В большом венецианском зеркале она увидела свое лицо, совершенно искаженное гневом. Зубы ее были стиснуты, она походила на фурию.
«Если бы только он сейчас на меня взглянул, он увидел бы, что я безобразна», — подумала она. Как раз в эту минуту Эдокс, ошеломленный тем, что слышал, забылся и поднял глаза. Сара мгновенно отвернулась и овладела собою. Помолчав немного, она сказала ему тем же ровным голосом, каким она говорила, когда пришла к нему:
— Я хотела сказать вам… У Даниэль есть любовник. Она мне призналась. Я вызвала Дика… Знаете, может быть, я поторопилась, но я велела ее высечь.

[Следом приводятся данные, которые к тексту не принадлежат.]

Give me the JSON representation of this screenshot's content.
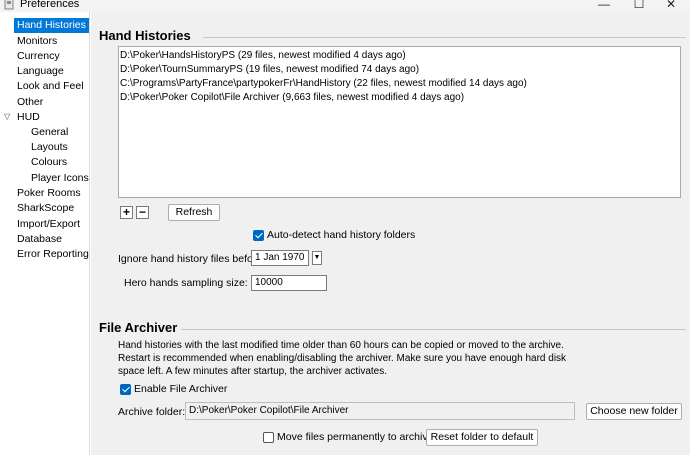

Он задрал ей рубашку и… Мне стыдно все это вам рассказывать… Словом, надо, чтобы она уехала; я уже распорядилась: оставаться здесь ей больше нельзя. Словом, когда вы решили уехать тем же поездом, вы понимаете, мне стало как-то не по себе.
— Все это очень странно, — сказал Эдокс, стараясь сделать вид, что не понимает ее намека, в то время как тайный смысл этих слов стал для него более чем ясен. Это и было как раз то, что его терзало.
«Она говорит как будто о ком-то другом, — думал он, — и вместе с тем все, что она говорит, относится ко мне. Если она до сих пор не знает, что именно я спрятался от нее сегодня ночью, когда она вошла в комнату Даниэль, я должен все отрицать». У него появились проблески надежды. Он почувствовал себя несколько уверенней, собрался с силами и заглянул ей в глаза:
— Ну, если Даниэль действительно сделала то, что вы говорите…
— Как! — воскликнула Сара, выпрямляясь во весь рост и устремляя на него огненный взгляд своих страшных глаз. — Вы в этом еще сомневаетесь?
Эдокс, который, вообще говоря, был человеком не робкого десятка и даже пять раз вполне достойным образом дрался на дуэли, вдруг почувствовал, что боится ее. Он опустил глаза и замолчал.
«Она все знает», — подумал он, и эта уверенность его окончательно сразила.
Баронесса неторопливыми шагами пошла в другую комнату и позвонила. Вошел Жермен, их лакей.
— Барин никуда не едет, — сказала она.
Она подставила мужу лоб для поцелуя и, улыбаясь, сказала:
— Я вам причиняю много хлопот, друг мой… Но вы должны понять, что поступить иначе я не могла.
Она направилась к двери.
— Да, вот еще что… Очень может быть, что моя дочь, — она сделала ударение на этом слове, — захочет вас видеть. Я надеюсь, что вы не способны меня оскорбить и не позволите себе принимать ее теперь, когда я выгоняю ее из дома.
Вернувшись к себе в комнату, Сара кинулась на кровать, впилась зубами в простыню и зарыдала.
«Все кончено… Мой крестный путь завершен… Теперь я могу снова быть с ним как прежде».